Ringo Starr and The Beatles crossed paths playing in Hamburg, Germany
The Beatles famously played several residencies in Hamburg, Germany, but they weren’t the only band from Liverpool entertaining the Germans.
Before he joined the Fab Four, Ringo drummed for Rory Storm and the Hurricanes. The band earned a positive reputation in Liverpool and Germany (and had fancy pink suits that helped them score better beds in Hamburg). The two groups knew each other from England, and they played some of the same clubs in Germany in the early 1960s.
Paul McCartney inducted Ringo into the Rock & Roll Hall of Fame in 2015. During his speech, Macca recalled Ringo coming to see the Beatles play in Hamburg. When The Beatles needed a drummer to sit in for Best, they tapped Ringo for the job. Paul recalled the exact moment he knew Ringo was the perfect drummer for The Beatles.

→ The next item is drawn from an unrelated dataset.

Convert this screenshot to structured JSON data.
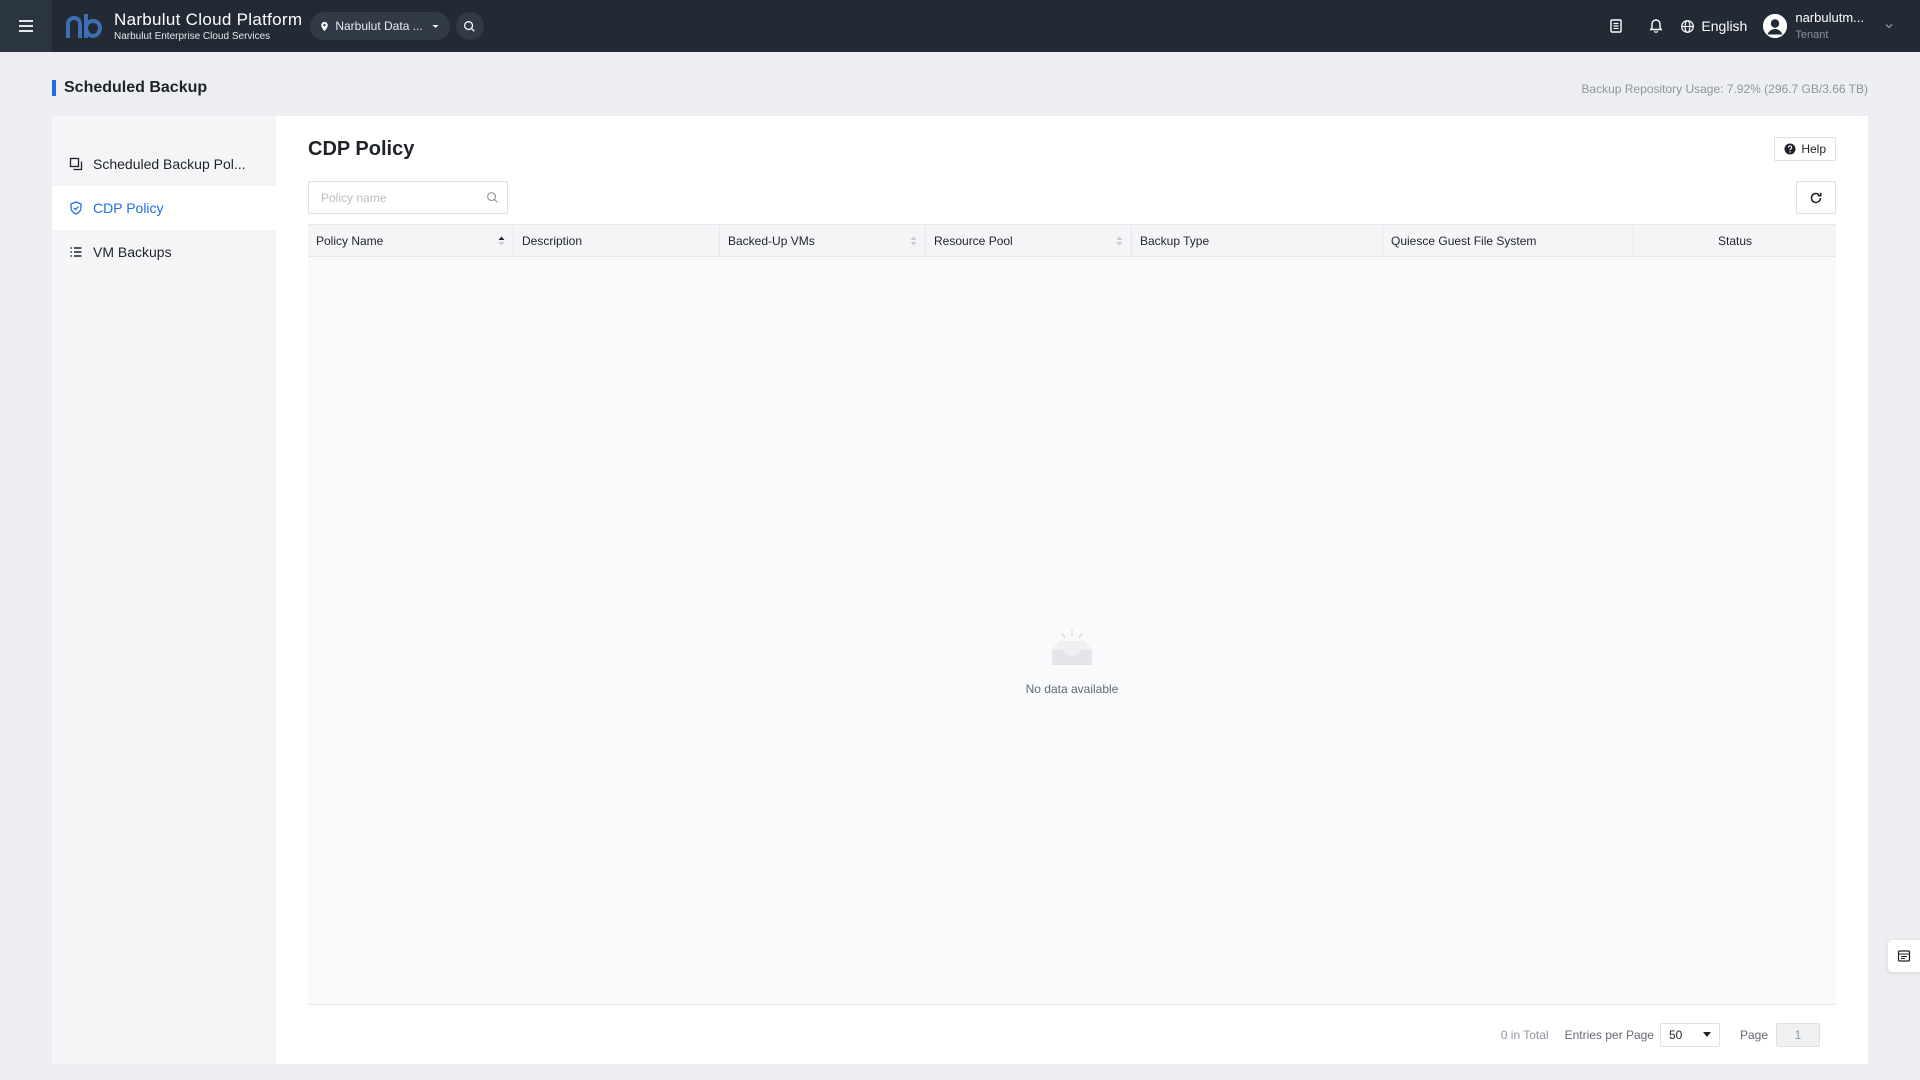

Paul knew Ringo was the perfect drummer for The Beatles when he nailed a tough drum part
Paul vividly recalled the moment he knew Ringo was the perfect drummer for The Beatles. It happened when Ringo sat in for Best and nailed a drum part that left Paul, George Harrison, and John Lennon awestruck. As Macca told the crowd at the RNRHOF induction ceremony (via YouTube):
“One night, our drummer then, Pete Best, wasn’t available, so Ringo sat in. I remember the moment. Pete was great and we had a great time with him, but me, John, and George — God bless ’em — were on the front line singing, which we usually were, and behind us, we had this guy we’d never played with before. And I remember the moment when he started playing, I think it was Ray Charles’ “What’d I Say,” and most of the drummers couldn’t nail the drum part. It was a little difficult to do, but Ringo nailed it. Ringo nailed it.

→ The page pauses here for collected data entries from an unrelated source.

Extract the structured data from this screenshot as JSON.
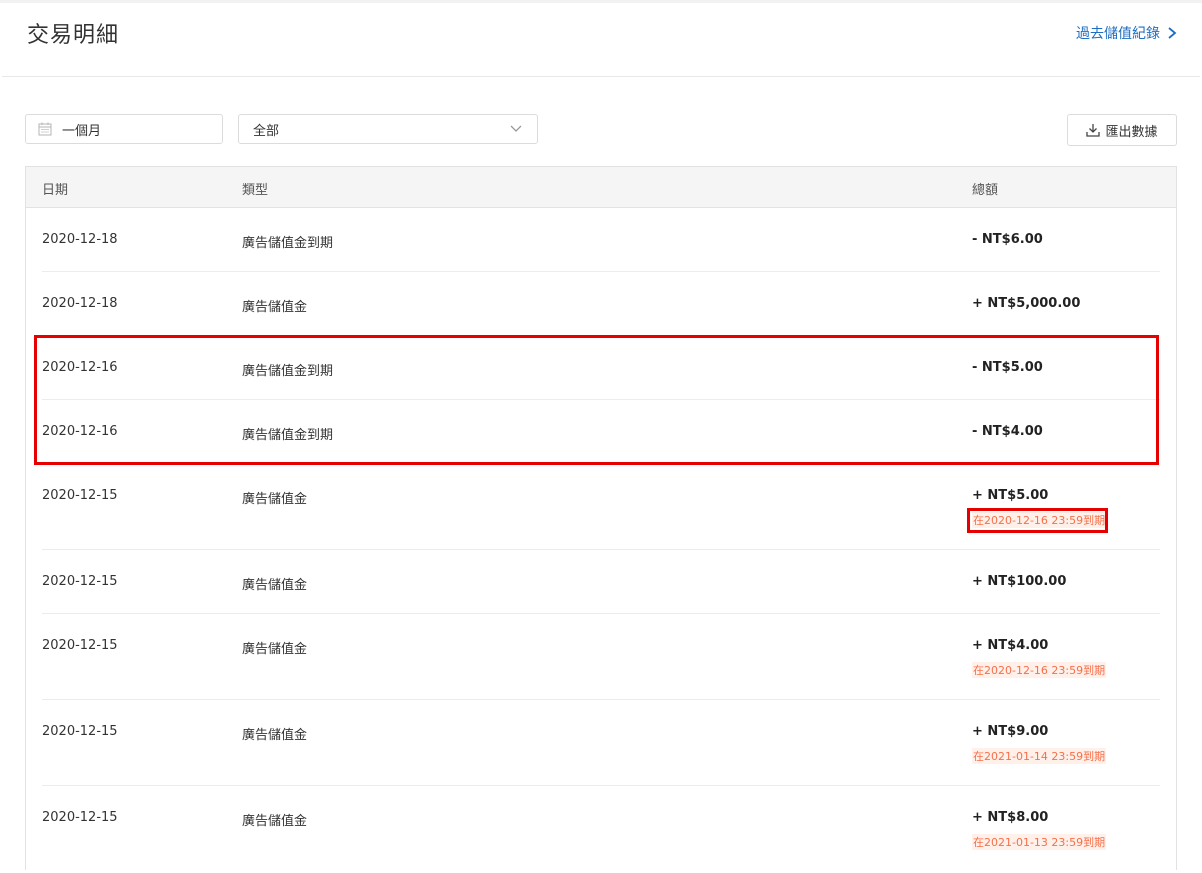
{
  "header": {
    "title": "交易明細",
    "history_link": "過去儲值紀錄"
  },
  "filters": {
    "date_range": "一個月",
    "type_selected": "全部",
    "export_label": "匯出數據"
  },
  "table": {
    "columns": {
      "date": "日期",
      "type": "類型",
      "amount": "總額"
    },
    "rows": [
      {
        "date": "2020-12-18",
        "type": "廣告儲值金到期",
        "amount": "- NT$6.00",
        "expiry": ""
      },
      {
        "date": "2020-12-18",
        "type": "廣告儲值金",
        "amount": "+ NT$5,000.00",
        "expiry": ""
      },
      {
        "date": "2020-12-16",
        "type": "廣告儲值金到期",
        "amount": "- NT$5.00",
        "expiry": ""
      },
      {
        "date": "2020-12-16",
        "type": "廣告儲值金到期",
        "amount": "- NT$4.00",
        "expiry": ""
      },
      {
        "date": "2020-12-15",
        "type": "廣告儲值金",
        "amount": "+ NT$5.00",
        "expiry": "在2020-12-16 23:59到期"
      },
      {
        "date": "2020-12-15",
        "type": "廣告儲值金",
        "amount": "+ NT$100.00",
        "expiry": ""
      },
      {
        "date": "2020-12-15",
        "type": "廣告儲值金",
        "amount": "+ NT$4.00",
        "expiry": "在2020-12-16 23:59到期"
      },
      {
        "date": "2020-12-15",
        "type": "廣告儲值金",
        "amount": "+ NT$9.00",
        "expiry": "在2021-01-14 23:59到期"
      },
      {
        "date": "2020-12-15",
        "type": "廣告儲值金",
        "amount": "+ NT$8.00",
        "expiry": "在2021-01-13 23:59到期"
      }
    ]
  },
  "colors": {
    "link": "#1f6dc2",
    "expiry_text": "#f5704a",
    "expiry_bg": "#fff0ea",
    "highlight": "#e60000"
  },
  "icons": {
    "date_filter": "calendar-icon",
    "type_select": "chevron-down-icon",
    "export": "download-icon",
    "history_link": "chevron-right-icon"
  }
}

“And I remember the moment, just standing there and looking at John and then looking at George, and the look on our faces was all like ‘F***. What is this?’ And that was the moment. That was the beginning, really, of the Beatles.”Paul McCartney on the moment he knew Ringo Starr was the perfect drummer for The Beatles
Paul is right that the drum part for “What’d I Say” is difficult. The cymbal-heavy rhumba-style beat would pose a challenge to any drummer without skills. Ringo once copped to some things he couldn’t do as a drummer, but if he played “What’d I Say” as well as Paul said, then Macca is right that Ringo instantly proved he was the right to put the beat in The Beatles.
Ringo’s favorite performance with the Fab Four
Paul knew Ringo was the perfect drummer for The Beatles almost immediately. He didn’t play on their first hit record, but Ringo more than proved himself over the years.
“Come Together” wouldn’t be the same without Ringo’s rolling, tom-heavy beat. He puts on a memorable display in the early part of “The End.” Really, all of Abbey Road gives Ringo a chance to shine in a way he hadn’t before. And let’s not forget the beat from Revolver’s “Tomorrow Never Knows,” which was so ahead of its time that British electronic duo The Chemical Brothers basically lifted it for their 1997 song “Setting Sun.”
He called it a weird Beatles’ track, but Ringo loved his performance on the B-side “Rain.” It really is a showcase for the drummer. He liberally uses fills, has a short, nearly unnoticeable segment with rapidly open and closed high-hat cymbal ride, and at one point uses nothing but a cymbal tap to keep the time and the guitars strum in between beats.
“Rain” was his high water mark, but Paul McCartney knew Ringo Starr was the perfect drummer for The Beatles almost immediately.